Moreover, if we understand citizenship as constituted through everyday ‘acts’ rather than formal status (Isin 2008), bodily appearances and visual technologies come into view as crucial domains in the relationship between the state as an actor and its citizens. Notions such as ‘cosmetic citizenship’ (Jarrín 2017) and ‘aesthetic citizenship’ (Liebelt 2019) have elaborated on beauty as a biopolitical field of self-making and a site of disciplining, educating and creating ‘proper’ citizens through visual technologies of surveillance and recognition, including the recognition of ‘strangers’ (Ahmed 2000). This becomes especially clear when looking at China, where multi-million-dollar investments in beauty pageants, salons and training initiatives by the state form part of a historical trajectory of ‘somatic engineering’ (Gimpel 2013) rooted in the expectation that each citizen should visibly embody societal norms such as ‘progress’ and ‘modernity’, or ‘aesthetic governance’ (Yang 2011). Thus, Jie Yang (2011) analyses the growing investments in beauty in China as part of a biopolitical strategy that functions as an aesthetic and affective pedagogy, which creates dominant norms of appearance within a heterogeneous population. Visions of appropriate embodiment are also clearly gendered. This is exemplified by the Chinese state regulator’s pressure on tech companies in late 2021 to ban male celebrities from television and video streaming sites, many of whom had risen to fame in the popular boys’ love fiction genre, by arguing that they look ‘too girly’.
Contemporary beauty politics are also embedded in larger constellations of power, as well as histories of imperial and colonial violence.

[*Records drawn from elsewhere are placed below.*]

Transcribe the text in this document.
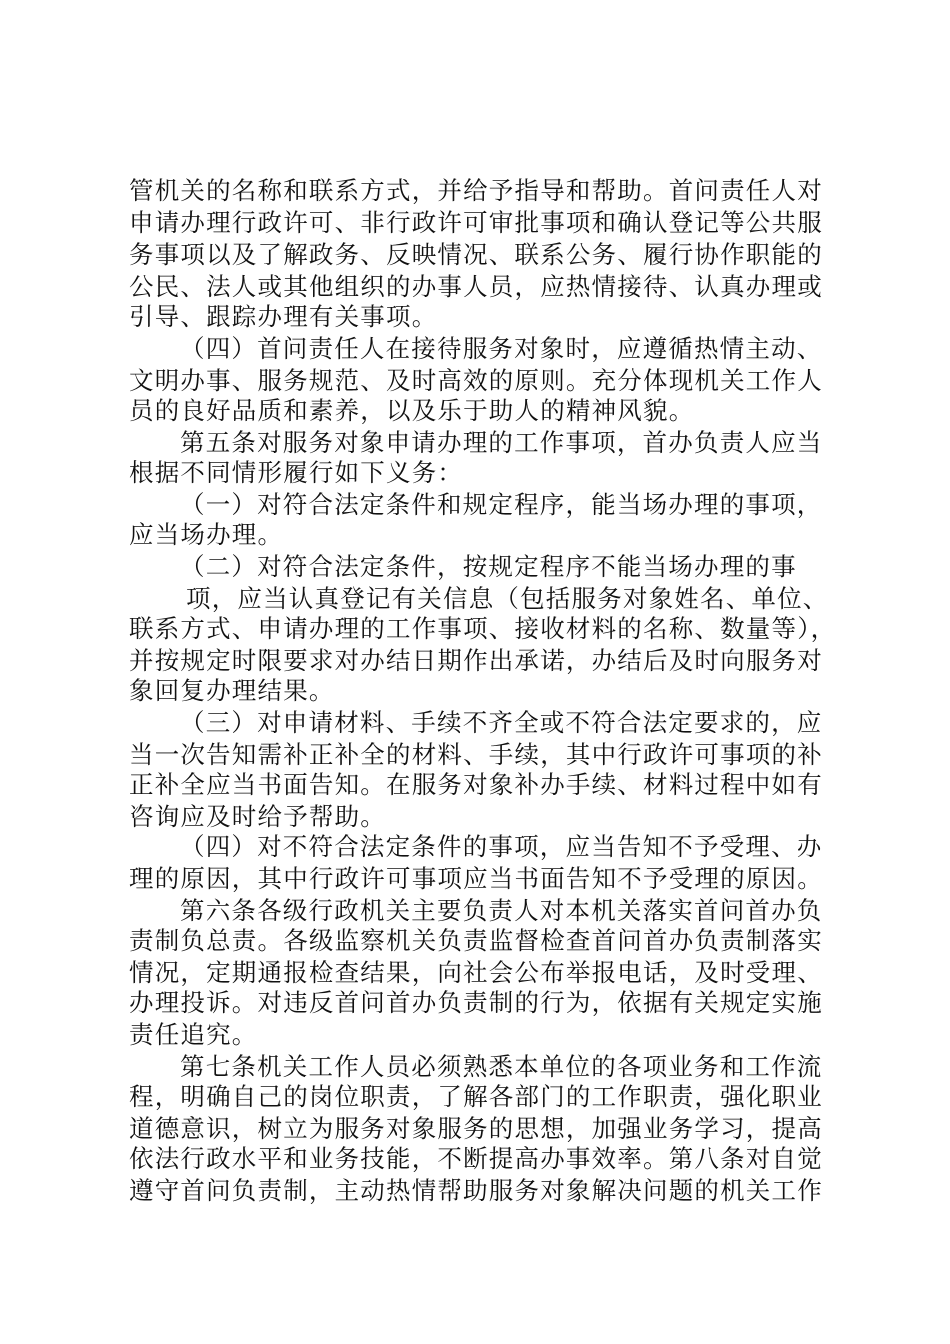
管机关的名称和联系方式，并给予指导和帮助。首问责任人对
申请办理行政许可、非行政许可审批事项和确认登记等公共服
务事项以及了解政务、反映情况、联系公务、履行协作职能的
公民、法人或其他组织的办事人员，应热情接待、认真办理或
引导、跟踪办理有关事项。
（四）首问责任人在接待服务对象时，应遵循热情主动、
文明办事、服务规范、及时高效的原则。充分体现机关工作人
员的良好品质和素养，以及乐于助人的精神风貌。
第五条对服务对象申请办理的工作事项，首办负责人应当
根据不同情形履行如下义务：
（一）对符合法定条件和规定程序，能当场办理的事项，
应当场办理。
（二）对符合法定条件，按规定程序不能当场办理的事
项，应当认真登记有关信息（包括服务对象姓名、单位、
联系方式、申请办理的工作事项、接收材料的名称、数量等），
并按规定时限要求对办结日期作出承诺，办结后及时向服务对
象回复办理结果。
（三）对申请材料、手续不齐全或不符合法定要求的，应
当一次告知需补正补全的材料、手续，其中行政许可事项的补
正补全应当书面告知。在服务对象补办手续、材料过程中如有
咨询应及时给予帮助。
（四）对不符合法定条件的事项，应当告知不予受理、办
理的原因，其中行政许可事项应当书面告知不予受理的原因。
第六条各级行政机关主要负责人对本机关落实首问首办负
责制负总责。各级监察机关负责监督检查首问首办负责制落实
情况，定期通报检查结果，向社会公布举报电话，及时受理、
办理投诉。对违反首问首办负责制的行为，依据有关规定实施
责任追究。
第七条机关工作人员必须熟悉本单位的各项业务和工作流
程，明确自己的岗位职责，了解各部门的工作职责，强化职业
道德意识，树立为服务对象服务的思想，加强业务学习，提高
依法行政水平和业务技能，不断提高办事效率。第八条对自觉
遵守首问负责制，主动热情帮助服务对象解决问题的机关工作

Discussing the setting up of a Beauty Academy in war-torn Kabul by American professionals, Mimi Thi Nguyen (2011) argues that, in the context of humanitarian imperialism, beauty in the early 2000s was being ‘recruited to go to war’ in Afghanistan and was becoming a new form of global biopower. In this context, beauty assumed a moral and ‘civilizational’ dimension on a supra-national scale, albeit backed by state regulation, infrastructure and power.

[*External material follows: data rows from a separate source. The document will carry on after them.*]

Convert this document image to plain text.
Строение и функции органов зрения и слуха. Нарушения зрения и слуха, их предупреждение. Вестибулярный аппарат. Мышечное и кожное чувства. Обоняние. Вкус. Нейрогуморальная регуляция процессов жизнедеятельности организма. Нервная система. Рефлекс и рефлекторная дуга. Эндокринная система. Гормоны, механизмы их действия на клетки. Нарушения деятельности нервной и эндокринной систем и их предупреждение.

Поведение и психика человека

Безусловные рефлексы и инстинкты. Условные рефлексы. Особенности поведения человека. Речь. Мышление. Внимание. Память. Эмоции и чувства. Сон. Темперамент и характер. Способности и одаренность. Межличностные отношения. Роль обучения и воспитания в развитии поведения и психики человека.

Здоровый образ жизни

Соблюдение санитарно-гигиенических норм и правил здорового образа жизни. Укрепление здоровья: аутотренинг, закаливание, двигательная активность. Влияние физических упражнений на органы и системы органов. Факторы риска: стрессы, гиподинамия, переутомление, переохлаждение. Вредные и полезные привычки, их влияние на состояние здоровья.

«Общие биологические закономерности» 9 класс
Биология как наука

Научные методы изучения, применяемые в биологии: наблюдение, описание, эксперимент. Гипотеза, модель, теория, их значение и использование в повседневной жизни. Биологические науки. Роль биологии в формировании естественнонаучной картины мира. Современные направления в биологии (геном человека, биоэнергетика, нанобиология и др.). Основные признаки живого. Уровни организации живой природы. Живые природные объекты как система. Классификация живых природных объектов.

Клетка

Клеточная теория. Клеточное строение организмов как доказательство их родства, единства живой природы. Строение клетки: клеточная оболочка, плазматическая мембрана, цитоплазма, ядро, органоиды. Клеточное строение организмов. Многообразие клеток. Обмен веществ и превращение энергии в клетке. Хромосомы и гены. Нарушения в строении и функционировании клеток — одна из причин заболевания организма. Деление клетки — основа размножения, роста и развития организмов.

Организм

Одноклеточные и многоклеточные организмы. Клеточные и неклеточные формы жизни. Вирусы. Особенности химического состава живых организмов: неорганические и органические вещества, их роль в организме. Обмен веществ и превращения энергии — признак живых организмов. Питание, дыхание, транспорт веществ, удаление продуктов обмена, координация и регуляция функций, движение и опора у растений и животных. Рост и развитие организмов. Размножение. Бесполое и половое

In this conference, we wish to investigate the relationship between beauty and the state by highlighting how state institutions and translocal regimes of power shape gendered norms of appearance, but also how the transnational circulation of products, images and technologies shape the field of beauty in relation to state authorities, regulations and ideologies. By doing so, we intend to build on and extend existing scholarship on embodied aesthetics in the fields of Social and Cultural Anthropology, Critical Race Studies, Gender and Queer Studies and related disciplines. We aim to bring together ethnographic and conceptual works on processes of biopolitical discipline, control and self-making in relation to beauty norms, politics and practices. We are especially interested in forms of cosmetic or aesthetic citizenship as a central axis of political regulation on the one hand and embodied acts for negotiations of somatic belonging on the other.